Suelo llevar a cabo un ejercicio cuando sostengo una conversación con una mujer: intento imaginar como fue de niña. Y con frecuencia la persona deja aparecer una mirada, una sonrisa, un gesto que estoy segura, ha conservado desde entonces. No importa si hoy tiene más de 60 0 70 años. Antes de ser lo que somos hoy, todos fuimos niños. Y jugamos y soñamos y tuvimos miles de fantasías sobre lo que haríamos al ser grandes.
Es una pena que creamos que esa niña que sigue habitando nuestro cuerpo tiene que comportarse siempre seriamente. Que dejemos de jugar, de divertirnos, de soñar. Que nos dejemos abrumar por las expectativas no cumplidas, por los sueños no realizados, por los «fracasos». Y lo escribo entre comillas porque sé que nuestro mejor maestro es nuestro más reciente fracaso. Y porque sé que si alguien me priva de su amor no me priva de mi capacidad para amar y del amor de otros. Y si alguien ya no quiere ser mi amiga, hoy, a diferencia de cuando era niña, sé que habrá otras que si quieran jugar conmigo.
Es una pena que nos creamos tan adultas que ya no nos demos el lujo de descansar, de planear como divertirnos más y de seguir soñando con lo que haremos cuando seamos grandes.
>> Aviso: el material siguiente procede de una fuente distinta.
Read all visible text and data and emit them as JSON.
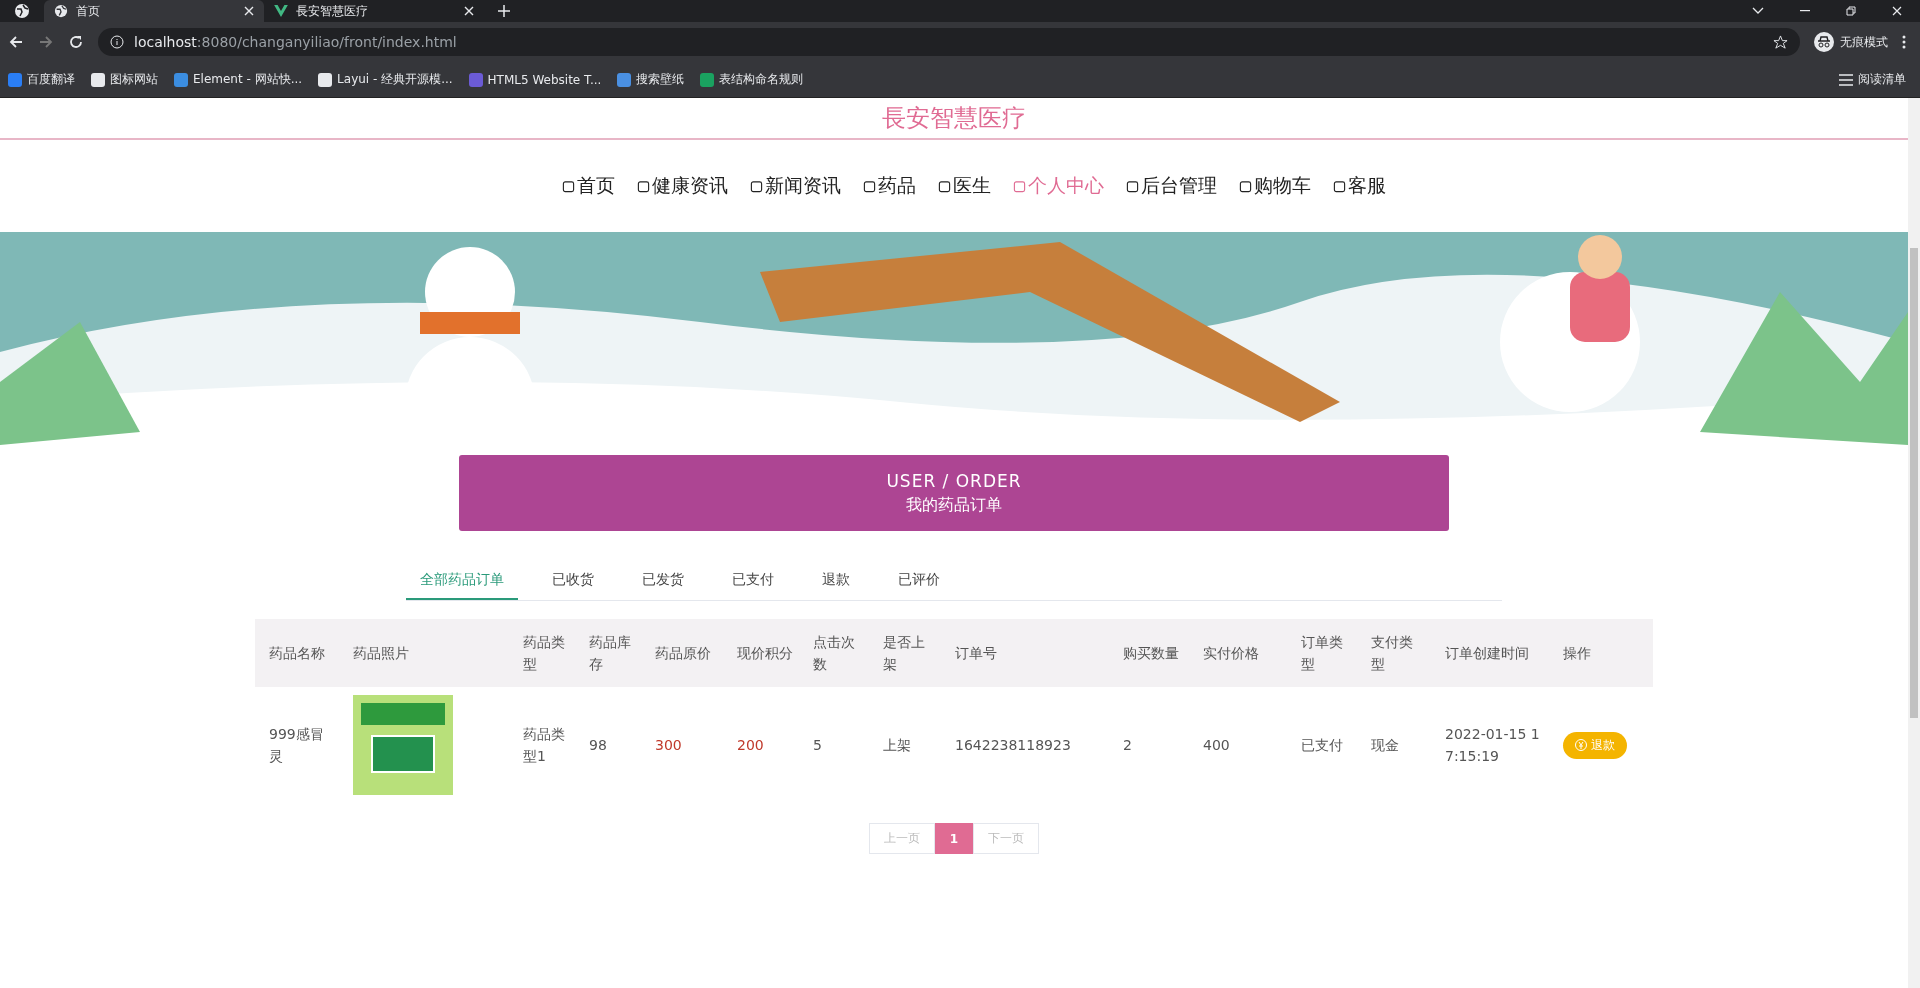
{
  "browser": {
    "tabs": [
      {
        "title": "首页",
        "selected": true
      },
      {
        "title": "長安智慧医疗",
        "selected": false
      }
    ],
    "url_host": "localhost",
    "url_rest": ":8080/changanyiliao/front/index.html",
    "incognito": "无痕模式",
    "bookmarks": [
      "百度翻译",
      "图标网站",
      "Element - 网站快...",
      "Layui - 经典开源模...",
      "HTML5 Website T...",
      "搜索壁纸",
      "表结构命名规则"
    ],
    "reading_list": "阅读清单"
  },
  "site_title": "長安智慧医疗",
  "nav": [
    {
      "label": "首页",
      "selected": false
    },
    {
      "label": "健康资讯",
      "selected": false
    },
    {
      "label": "新闻资讯",
      "selected": false
    },
    {
      "label": "药品",
      "selected": false
    },
    {
      "label": "医生",
      "selected": false
    },
    {
      "label": "个人中心",
      "selected": true
    },
    {
      "label": "后台管理",
      "selected": false
    },
    {
      "label": "购物车",
      "selected": false
    },
    {
      "label": "客服",
      "selected": false
    }
  ],
  "banner": {
    "title": "USER / ORDER",
    "subtitle": "我的药品订单"
  },
  "order_tabs": [
    {
      "label": "全部药品订单",
      "selected": true
    },
    {
      "label": "已收货",
      "selected": false
    },
    {
      "label": "已发货",
      "selected": false
    },
    {
      "label": "已支付",
      "selected": false
    },
    {
      "label": "退款",
      "selected": false
    },
    {
      "label": "已评价",
      "selected": false
    }
  ],
  "table": {
    "columns": [
      "药品名称",
      "药品照片",
      "药品类型",
      "药品库存",
      "药品原价",
      "现价积分",
      "点击次数",
      "是否上架",
      "订单号",
      "购买数量",
      "实付价格",
      "订单类型",
      "支付类型",
      "订单创建时间",
      "操作"
    ],
    "rows": [
      {
        "cells": [
          {
            "kind": "text",
            "text": "999感冒灵"
          },
          {
            "kind": "photo"
          },
          {
            "kind": "text",
            "text": "药品类型1"
          },
          {
            "kind": "text",
            "text": "98"
          },
          {
            "kind": "price",
            "text": "300"
          },
          {
            "kind": "price",
            "text": "200"
          },
          {
            "kind": "text",
            "text": "5"
          },
          {
            "kind": "text",
            "text": "上架"
          },
          {
            "kind": "text",
            "text": "1642238118923"
          },
          {
            "kind": "text",
            "text": "2"
          },
          {
            "kind": "text",
            "text": "400"
          },
          {
            "kind": "text",
            "text": "已支付"
          },
          {
            "kind": "text",
            "text": "现金"
          },
          {
            "kind": "text",
            "text": "2022-01-15 17:15:19"
          },
          {
            "kind": "button",
            "text": "退款"
          }
        ]
      }
    ]
  },
  "pagination": {
    "prev": "上一页",
    "pages": [
      {
        "label": "1",
        "selected": true
      }
    ],
    "next": "下一页"
  }
}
Nunca seremos demasiado grandes, afortunadamente. Siempre podremos encontrar con ternura al niño que está en ese hombre de 62 años, a la niña que está en esa mujer de 50. Y siempre, mientras haya vida, habrá la oportunidad de reparar, de darnos a nosotros mismos y a los otros, el abrazo que tal vez nos hizo falta cuando niños. Feliz día del niño.